My parents, who moved to sunny Florida after living through almost 30 years of long and frigid Colorado winters, got tickets to a PGA tournament in Orlando one or two summers ago. While they weren’t that tuned in to the golf world, they were excited to get outside and watch the pros up close and personal.
“Is Tiger going to be playing?” I asked my mom in excitement of their opportunity to watch, in person, possibly the world’s greatest golfer and maybe even the best athlete of our time. To my amazement, he was scheduled to play in the tournament. I couldn’t believe my parents were going to be hanging out and watching Tiger tee off.
Now I can’t remember who won this particular PGA event or even what the name of it was but I clearly remember the conversation I had with my mom the day after she experienced the tournament.
“Did you see Tiger? What was he like? Is he amazing? I can’t believe you saw Tiger,” I said. My mom ended my questioning abruptly in our phone conversation.
“Tiger’s an ass,” she said right away. “He didn’t smile, he didn’t laugh, he didn’t make eye contact. He was just a dud. I don’t like him and the people that were around us didn’t like him either.”
I was kind of shocked. I even stuck up for Tiger. “Mom,” I said. “This is the world’s greatest golfer. He was probably really focused on his game and he was just locked up in his head. Give him a break. This is golf, you can’t just joke around all the time and expect to win.”
“I don’t care,” she said. “Tiger’s an ass.”
I shrugged off her comments. After all, this was coming from someone who is an expert in Dancing With the Stars and Dr. Oz and rarely knows the difference between a touchdown and a first down.
So here we are a couple of years later, after Tiger’s Thanksgiving run-in with a fire hydrant, fourteen or so sexual affair allegations (Is that the count? I can’t keep up.), a damaged marriage, and subsequent lost sponsorships, and I realize my mom’s first impression of Tiger Woods was spot on. Yes, Tiger is an ass and she knew it immediately. Hats off to you mom. Once again, I should have listened to you.
There are those who will argue that liking a professional athlete has nothing to do with the greatness of an athlete. Just because most of America doesn’t like Tiger, does it make him any less great? Well, if you’re just a stats person or lack a heartbeat, probably not. On paper, Tiger is the greatest golfer of all time (or will be soon). His image, on the other hand, remains in the form of a good golfer who is spoiled, stubborn and is someone who doesn’t care about anybody else except Tiger. He isn’t a likable character.
And I know there are those of you out there that say an athlete’s character doesn’t matter as long as they perform well.
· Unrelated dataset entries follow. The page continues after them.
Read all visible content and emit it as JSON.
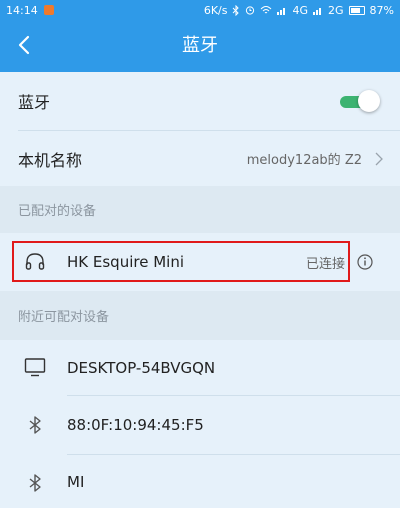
{
  "status_bar": {
    "time": "14:14",
    "speed": "6K/s",
    "network_4g": "4G",
    "network_2g": "2G",
    "battery": "87%"
  },
  "app_bar": {
    "title": "蓝牙"
  },
  "bluetooth_row": {
    "label": "蓝牙",
    "enabled": true
  },
  "device_name_row": {
    "label": "本机名称",
    "value": "melody12ab的 Z2"
  },
  "paired_section": {
    "header": "已配对的设备",
    "devices": [
      {
        "name": "HK Esquire Mini",
        "status": "已连接",
        "icon": "headphones-icon"
      }
    ]
  },
  "nearby_section": {
    "header": "附近可配对设备",
    "devices": [
      {
        "name": "DESKTOP-54BVGQN",
        "icon": "monitor-icon"
      },
      {
        "name": "88:0F:10:94:45:F5",
        "icon": "bluetooth-icon"
      },
      {
        "name": "MI",
        "icon": "bluetooth-icon"
      }
    ]
  },
  "colors": {
    "accent": "#2f9ae8",
    "toggle_on": "#3cb371",
    "highlight": "#e01a1a"
  }
}
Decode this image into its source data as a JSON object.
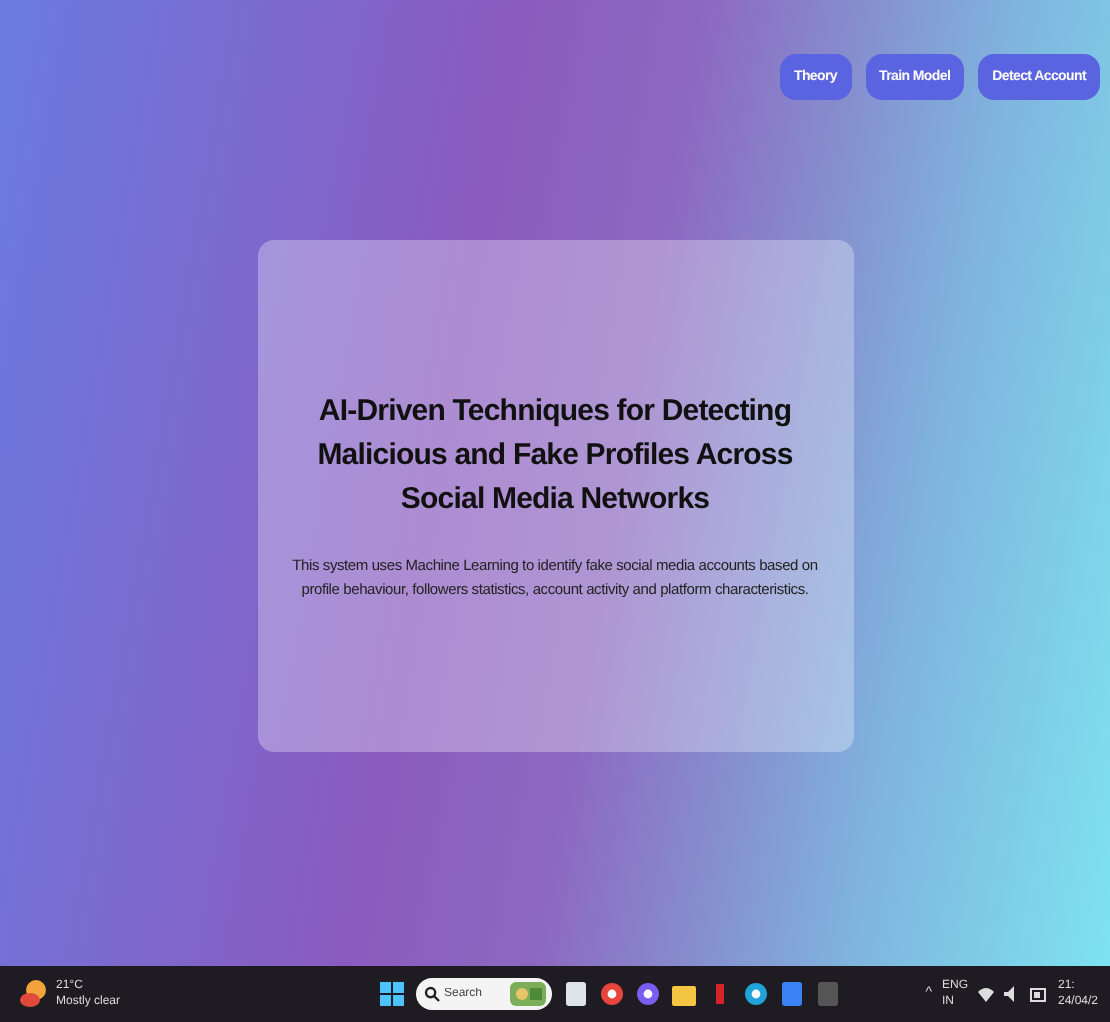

But doesn’t the real reason we like sports and athletes so much come from the story that surrounds them? For example, John Elway’s first Super Bowl win wouldn’t have been as sweet if he hadn’t lost three before that, right? It’s the story that makes moments in sports so special and being likable has a lot to do with it. Whether you believe that or not, it does.
With that in mind, how would Monday morning’s lead sports story have sounded if Tiger had won the Masters. “Tiger Woods, in his triumphant return to golf after battling bouts of sexual addiction, a torn marriage, and the inability to say ‘no’ to the mediocre Perkins waitress, has once again won the Masters. Woods is once again back on top of the golfing world.” Heartwarming story isn’t it? That would have been just great – make me puke.
Thank goodness, the right person won the Masters. Mickelson played the best and he deserved it. Mickelson in his career so far, has a story we can all relate to. He screws up on the course often and pays for his mistakes often. He is human. He makes eye contact. He smiles. He is likeable. Yet, he carries the hardship of his family’s struggle with cancer. I can’t tell you how glad I was Tiger didn’t win the Masters.
And of course, Tiger’s story isn’t over. He can still redeem himself in my eyes, and maybe even my mom’s eyes. He may be able to learn to relate to people. To be nice. To smile. Right now, though, he just remains the villain in a story that isn’t worth telling.